September 05, 2006

Pacifists kill 10,000 a week...

Penraker on Darfur...

10,000 dead a week. That is the latest estimate of where the death toll in Darfur will be at the end of the year, if nothing is done...

...Do you understand the magnitude of cynicism this represents? For a month or so, we were treated to pictures of dead babies being held up in Lebanon. "People are DYING!" shouted Juan Williams at his fellow panel members on Fox News sunday, frustrated with the Bush administration for letting it go on. The media was filled with loud and passionate condemnations of the death toll. And this was when it was at 300 or so.

But infinitely more people were dying in Darfur. The same Arab Nations that were howling with compassion for the people of Lebanon have refused to let in a peacekeeping force that would stop the death in Darfur.

This is the most disgusting spectacle I have ever witnessed in my life...

There's only ONE WAY that the genocide in Darfur can be stopped. That is if the United States of America (probably enjoying the assistance of the few decent nations in the world, i.e. the Anglosphere) steps in and stops it with military force. There's no other way.

And at this time that solution is not possible, because the Administration has to use every penny of its political capital to keep the WoT going against the non-stop opposition and obstruction of leftist appeasers and "anti-war" Copperheads, and the UN, EU, Russia and China.
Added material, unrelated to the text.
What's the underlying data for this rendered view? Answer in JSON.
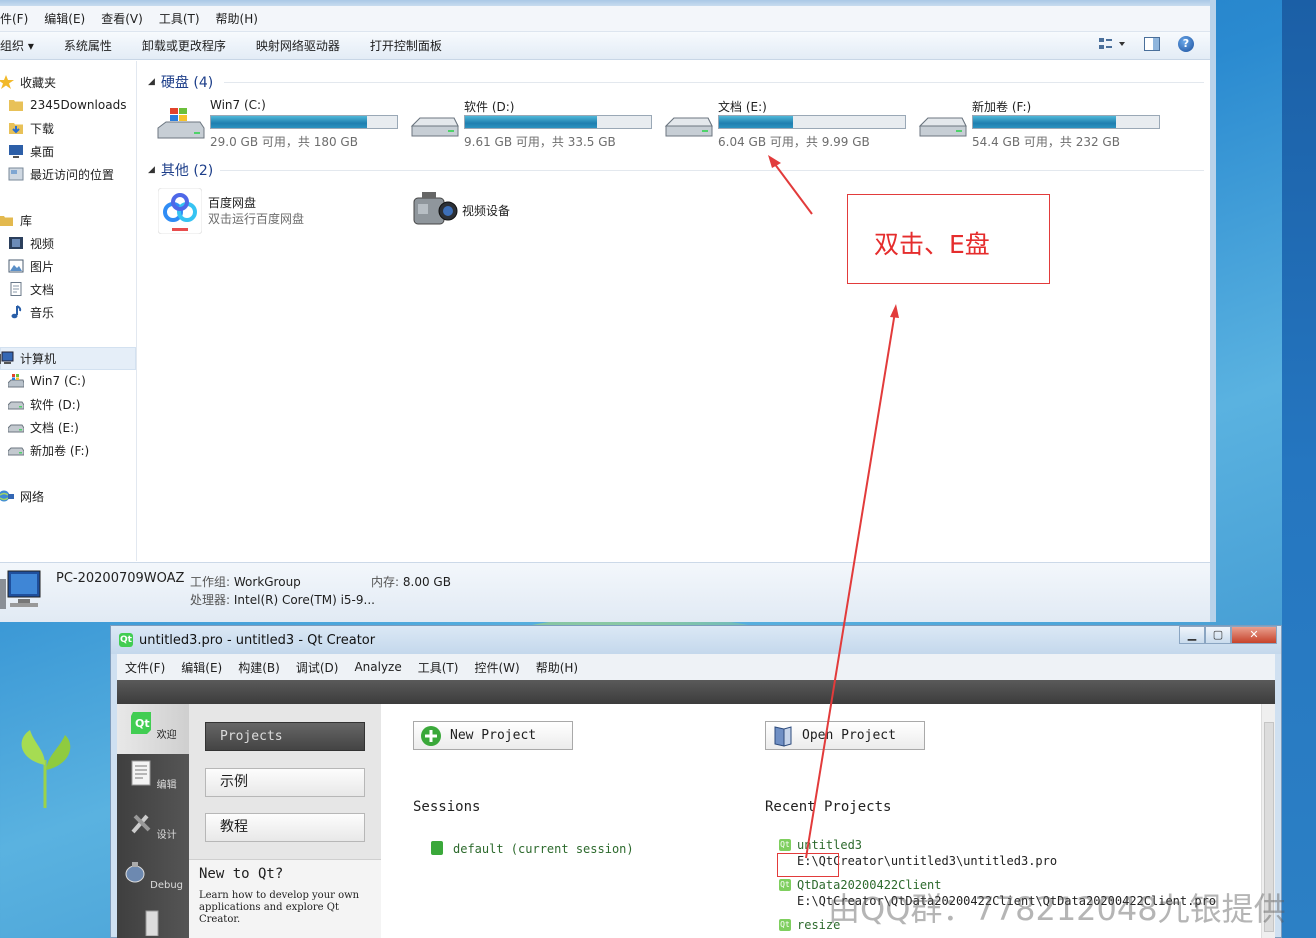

We could do this job with ease. A couple of battalions would be enough, if they are allowed to use deadly force without having their hands tied. "Oh no! That would be murrrrder! That would be un-Chrisssstian! That would be WARRRR, instead of the happy happy peace that we happily enjoy so happily now!"

Putting it that way just emphasizes once again how the word "war" means something very different than it used to. Wars are now to stop slaughters. Wars are now to protect the innocent. Wars are to bring peace. And the people who opposes them are the real "warmongers."
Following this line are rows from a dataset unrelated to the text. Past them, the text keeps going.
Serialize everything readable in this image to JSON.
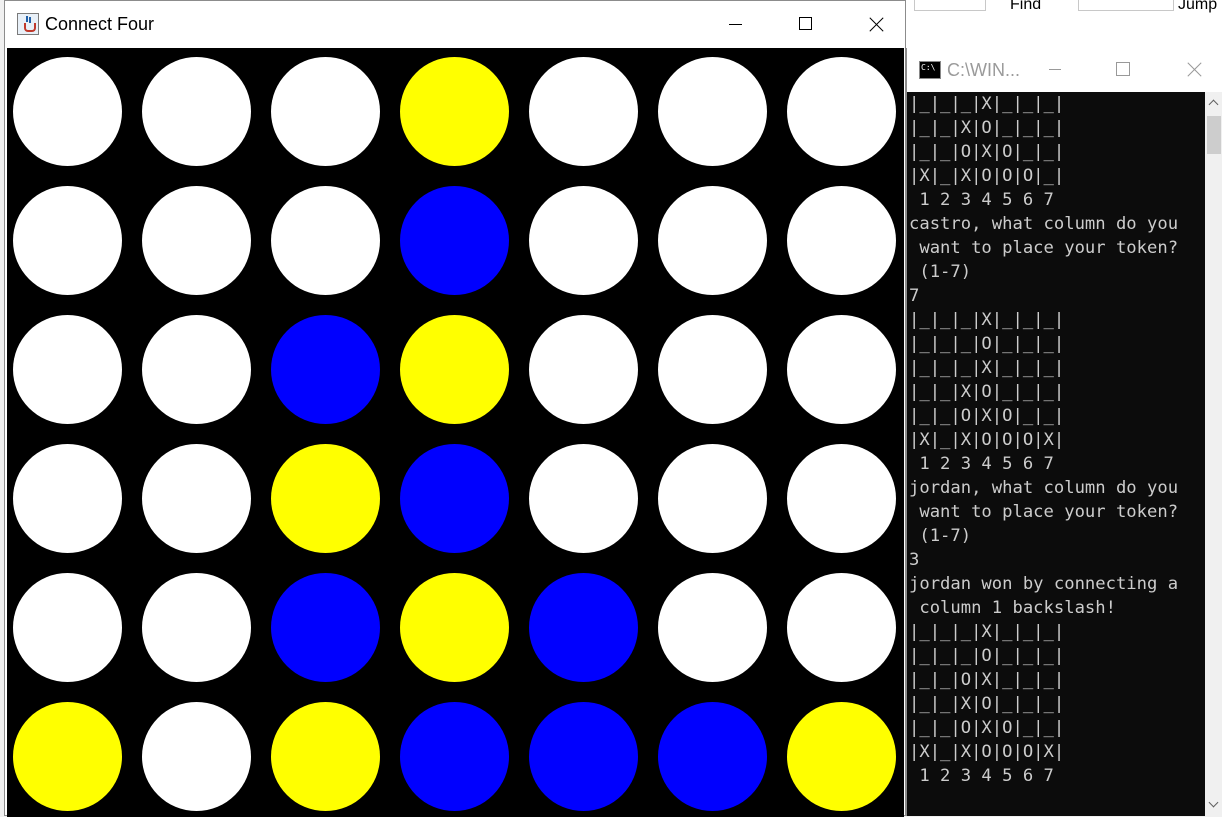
{
  "background_app": {
    "find_label": "Find",
    "jump_label": "Jump"
  },
  "game_window": {
    "title": "Connect Four",
    "colors": {
      "empty": "#ffffff",
      "yellow": "#ffff00",
      "blue": "#0000ff",
      "board": "#000000"
    },
    "board": [
      [
        "empty",
        "empty",
        "empty",
        "yellow",
        "empty",
        "empty",
        "empty"
      ],
      [
        "empty",
        "empty",
        "empty",
        "blue",
        "empty",
        "empty",
        "empty"
      ],
      [
        "empty",
        "empty",
        "blue",
        "yellow",
        "empty",
        "empty",
        "empty"
      ],
      [
        "empty",
        "empty",
        "yellow",
        "blue",
        "empty",
        "empty",
        "empty"
      ],
      [
        "empty",
        "empty",
        "blue",
        "yellow",
        "blue",
        "empty",
        "empty"
      ],
      [
        "yellow",
        "empty",
        "yellow",
        "blue",
        "blue",
        "blue",
        "yellow"
      ]
    ]
  },
  "console_window": {
    "title": "C:\\WIN...",
    "lines": [
      "|_|_|_|X|_|_|_|",
      "|_|_|X|O|_|_|_|",
      "|_|_|O|X|O|_|_|",
      "|X|_|X|O|O|O|_|",
      " 1 2 3 4 5 6 7",
      "castro, what column do you",
      " want to place your token?",
      " (1-7)",
      "7",
      "|_|_|_|X|_|_|_|",
      "|_|_|_|O|_|_|_|",
      "|_|_|_|X|_|_|_|",
      "|_|_|X|O|_|_|_|",
      "|_|_|O|X|O|_|_|",
      "|X|_|X|O|O|O|X|",
      " 1 2 3 4 5 6 7",
      "jordan, what column do you",
      " want to place your token?",
      " (1-7)",
      "3",
      "jordan won by connecting a",
      " column 1 backslash!",
      "|_|_|_|X|_|_|_|",
      "|_|_|_|O|_|_|_|",
      "|_|_|O|X|_|_|_|",
      "|_|_|X|O|_|_|_|",
      "|_|_|O|X|O|_|_|",
      "|X|_|X|O|O|O|X|",
      " 1 2 3 4 5 6 7"
    ]
  }
}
Posted by John Weidner at September 5, 2006 08:02 AM
Comments

A-frickin'-men.

Posted by: Ethan Hahn at September 5, 2006 09:39 AM

If we have a couple battalions to spare for combat ops, ought we not use them in Iraq?

Posted by: andrew Cory at September 5, 2006 11:45 AM

No. That's what we are training the Iraqi Defense Forces for. Freedom means fighting your own battles...

Posted by: John Weidner at September 5, 2006 05:44 PM

I don't _disagree_, but... are you saying that we have all the forces in Iraq that we need? More than we need? less? I tend to think that we have less than we need in there right now, myself...

Posted by: Andrew Cory at September 5, 2006 06:02 PM

Well, it depends on what you mean by "enough", Andrew.

Most of Iraq is quiet. What's grabbing the headlines is unrest in and around Baghdad, which also happens to be fertile ground for dead-enders and other troublemakers being funded and egged on by Iran. (And the fact that most of Iraq is quiet, and that the troublemakers are backed by Iran are two facts the MSM doesn't tell us, quelle surprise.) We have enough troops to lock the region down, if we wanted to, but I think the idea, as John notes, it to let the Iraqis do it themselves, the better to learn how to do it. It's their country, and they should be the ones running it when we leave-- not Iranian-sponsored thugs.

We could be bringing some troops home now, I suspect, except we have unfinished business with the Syrians and the Iranians. The velvet glove of diplomacy is nice, but it's meaningless if you don't have the forces on hand to provide the iron fist inside that glove.

Posted by: Hale Adams at September 5, 2006 06:51 PM

My guess--of course it's just a guess--is that numbers of troops is not the problem. Intelligence gathering and the right political moves by the Iraqi government are what's needed. And more and more of the actual combat is being done by Iraqi units

I think one of the most important things we are doing is, by just being there we lend our credibility to the Iraqi government. And our presence is tacitly saying, "Don't even think about a military coup or a (real) civil war."